CORVALLIS - A project to extract DNA from the remains of animals that died hundreds, or even thousands of years ago has been awarded $10,802 in funding from Oregon Sea Grant.
Deborah Duffield and Virginia Butler, both professors at Portland State University, were notified this month that they had received the program development funds for their project, which seeks to extract and analyze the DNA from bones of sea otters found in ancient middens along the Oregon coast.
While the subject sounds sufficiently exotic to be a science fiction novel, the project is one part of an effort with a very serious goal: to reintroduce to the Oregon coast a species that was hunted to the edge of extinction during a 200-year span from the early 1700s to the 1900s.
The last Oregon sea otter was killed in 1906. The 1911 Fur Seal Treaty signed by Russia, Japan, Britain and the United States and a 1913 federal law in the United States effectively ended the harvest of the sea otter, but by that time the species was extinct in Oregon and Washington, and clinging to survival in California and Alaska.
An attempt to reintroduce sea otters in Oregon was launched in 1970, but was not successful. Thirty-one sea otters were taken from a site in Alaska and deposited on the Oregon coast near Port Orford. The next year 64 more were added to the population that survived the first year, but the colony did not last. Researchers from Oregon State University, including Ron Jameson, monitored the animals. According to Jameson, who retired from OSU in January, it was never clear exactly why the colony did not survive.
"It's one of those situations where we just don't have any evidence supporting any particular hypothesis. They produced pups, there was no huge immediate post release mortality. Suddenly, around 1975 or so, the numbers started to drop off and they effectively disappeared," he said.
Some of the animals may have moved north and joined the translocated colony in Washington, but it's difficult to say even that with any certainty, Jameson said.
"One of the things we did that was different than what we do today with translocated populations, we didn't have any kind of radio telemetry devices. Those animals weren't even tagged," he said.
"You can move sea otters to wherever you want, but they're going to choose where they want to stay," he said.
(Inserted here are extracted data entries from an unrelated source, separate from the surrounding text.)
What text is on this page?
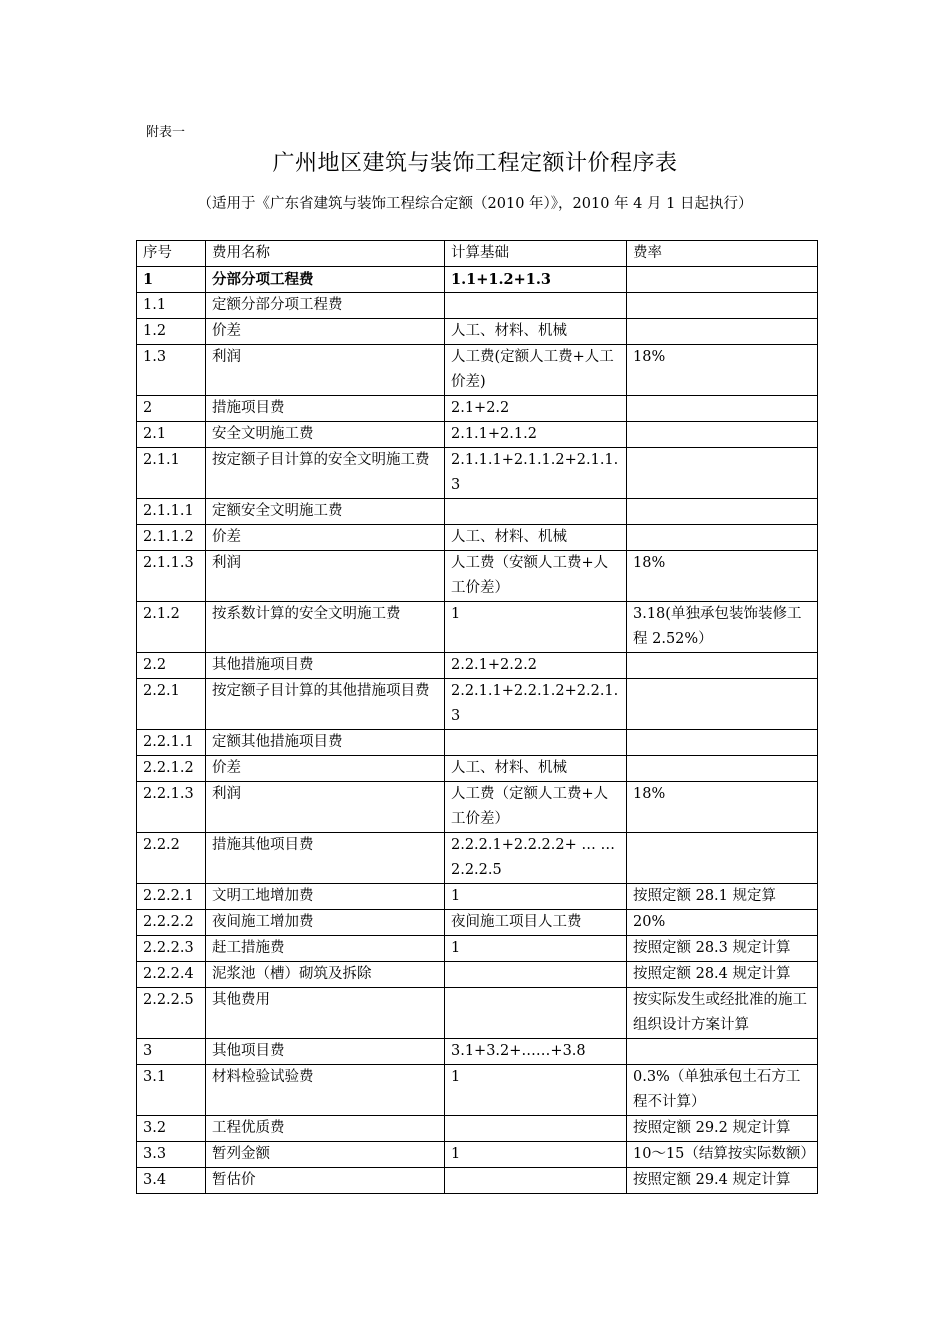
附表一
广州地区建筑与装饰工程定额计价程序表
（适用于《广东省建筑与装饰工程综合定额（2010 年）》，2010 年 4 月 1 日起执行）
序号	费用名称	计算基础	费率
1	分部分项工程费	1.1+1.2+1.3	
1.1	定额分部分项工程费		
1.2	价差	人工、材料、机械	
1.3	利润	人工费(定额人工费+人工价差)	18%
2	措施项目费	2.1+2.2	
2.1	安全文明施工费	2.1.1+2.1.2	
2.1.1	按定额子目计算的安全文明施工费	2.1.1.1+2.1.1.2+2.1.1.3	
2.1.1.1	定额安全文明施工费		
2.1.1.2	价差	人工、材料、机械	
2.1.1.3	利润	人工费（安额人工费+人工价差）	18%
2.1.2	按系数计算的安全文明施工费	1	3.18(单独承包装饰装修工程 2.52%）
2.2	其他措施项目费	2.2.1+2.2.2	
2.2.1	按定额子目计算的其他措施项目费	2.2.1.1+2.2.1.2+2.2.1.3	
2.2.1.1	定额其他措施项目费		
2.2.1.2	价差	人工、材料、机械	
2.2.1.3	利润	人工费（定额人工费+人工价差）	18%
2.2.2	措施其他项目费	2.2.2.1+2.2.2.2+ … …2.2.2.5	
2.2.2.1	文明工地增加费	1	按照定额 28.1 规定算
2.2.2.2	夜间施工增加费	夜间施工项目人工费	20%
2.2.2.3	赶工措施费	1	按照定额 28.3 规定计算
2.2.2.4	泥浆池（槽）砌筑及拆除		按照定额 28.4 规定计算
2.2.2.5	其他费用		按实际发生或经批准的施工组织设计方案计算
3	其他项目费	3.1+3.2+……+3.8	
3.1	材料检验试验费	1	0.3%（单独承包土石方工程不计算）
3.2	工程优质费		按照定额 29.2 规定计算
3.3	暂列金额	1	10～15（结算按实际数额）
3.4	暂估价		按照定额 29.4 规定计算
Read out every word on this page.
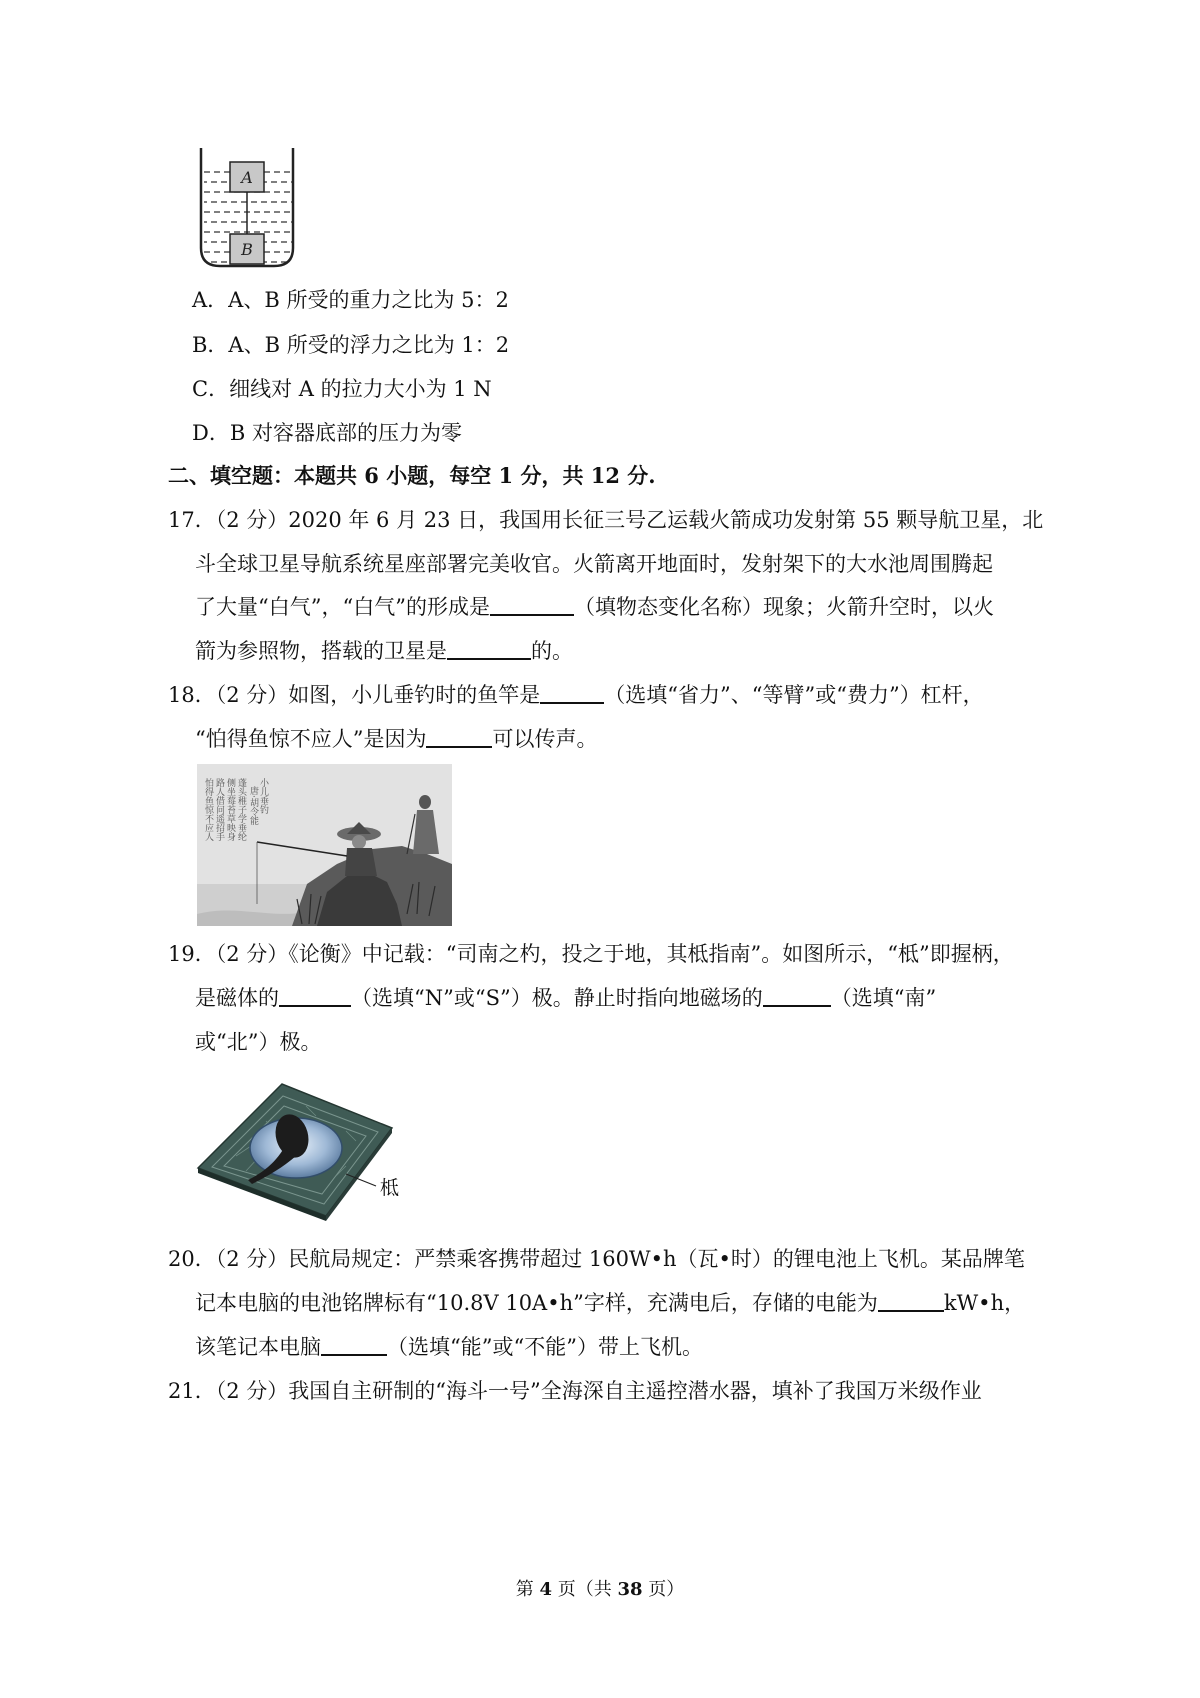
A
B
A．A、B 所受的重力之比为 5：2
B．A、B 所受的浮力之比为 1：2
C．细线对 A 的拉力大小为 1 N
D．B 对容器底部的压力为零
二、填空题：本题共 6 小题，每空 1 分，共 12 分.
17．（2 分）2020 年 6 月 23 日，我国用长征三号乙运载火箭成功发射第 55 颗导航卫星，北
斗全球卫星导航系统星座部署完美收官。火箭离开地面时，发射架下的大水池周围腾起
了大量“白气”，“白气”的形成是	（填物态变化名称）现象；火箭升空时，以火
箭为参照物，搭载的卫星是	的。
18．（2 分）如图，小儿垂钓时的鱼竿是	（选填“省力”、“等臂”或“费力”）杠杆，
“怕得鱼惊不应人”是因为	可以传声。
小儿垂钓
唐·胡令能
蓬头稚子学垂纶
侧坐莓苔草映身
路人借问遥招手
怕得鱼惊不应人
19．（2 分）《论衡》中记载：“司南之杓，投之于地，其柢指南”。如图所示，“柢”即握柄，
是磁体的	（选填“N”或“S”）极。静止时指向地磁场的	（选填“南”
或“北”）极。
柢
20．（2 分）民航局规定：严禁乘客携带超过 160W•h（瓦•时）的锂电池上飞机。某品牌笔
记本电脑的电池铭牌标有“10.8V 10A•h”字样，充满电后，存储的电能为	kW•h，
该笔记本电脑	（选填“能”或“不能”）带上飞机。
21．（2 分）我国自主研制的“海斗一号”全海深自主遥控潜水器，填补了我国万米级作业
第 4 页（共 38 页）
The effort to relocate sea otters to Washington's Olympic Peninsula bore better results; the otters survived and are now flourishing, growing from 59 in 1970 to more than 600 today.
In the intervening years, biologists and anthropologists argued whether the Alaska and California sea otter were the same species or genetically distinct cousins. In recent years, genetic studies support the idea that they are related but distinct subspecies. That being the case, supporters hope that finding which subspecies more closely resembles the extinct Oregon otters would result in a more successful attempt to reintroduce the animal to the state's coastal waters.
That is the aim of the project Duffield, a biologist at PSU, and Butler, an anthropologist, received funding for. Their research will focus on samples of sea otter bones and teeth found in Indian middens along the Oregon coast. The samples, mostly provided by Oregon State University anthropologist Roberta Hall, have been dated in a range from 200 to 2,000 years old.
"When there's been a coastal culture that has been using the sea otter as part of its food source and source of fur, there will often be good sized pieces of skeletal remains in the middens," Duffield said. "We have 18 really good ones, definitely sea otter."
Advances in DNA technology have made the work straightforward, if painstaking. "The technology for ancient DNA has just grown and grown in the last few years," Duffield said.
The researchers take a clean sample, "crack it or crush it," (in the case of this project the material will be frozen in liquid nitrogen and crushed,) then extract and purify the DNA.
Working with such old samples, it is difficult to extract complete DNA strands, Duffield said. But it is not necessary to have the entire sequence. Scientists can identify specific points of difference in the genes of existing California and Alaskan sea otters, and it is these markers that will be the focus of comparison with the DNA extracted from the long-dead Oregon samples.
PSU grad student Kim Valentine will perform the lab work.
Duffield agreed that the idea of extracting DNA from an extinct species smacked just a little of "Jurassic Park," the Michael Crichton novel in which DNA was extracted to allow the cloning of dinosaurs. But no one is talking about cloning the Oregon sea otter. Researchers just want to know which existing subspecies most closely resembles the extinct Oregon variety.
There is also one other important difference between science fiction and the real science she will be doing on the sea otter. "Luckily, they are much smaller" than Crichton's dinosaurs, she said with a laugh.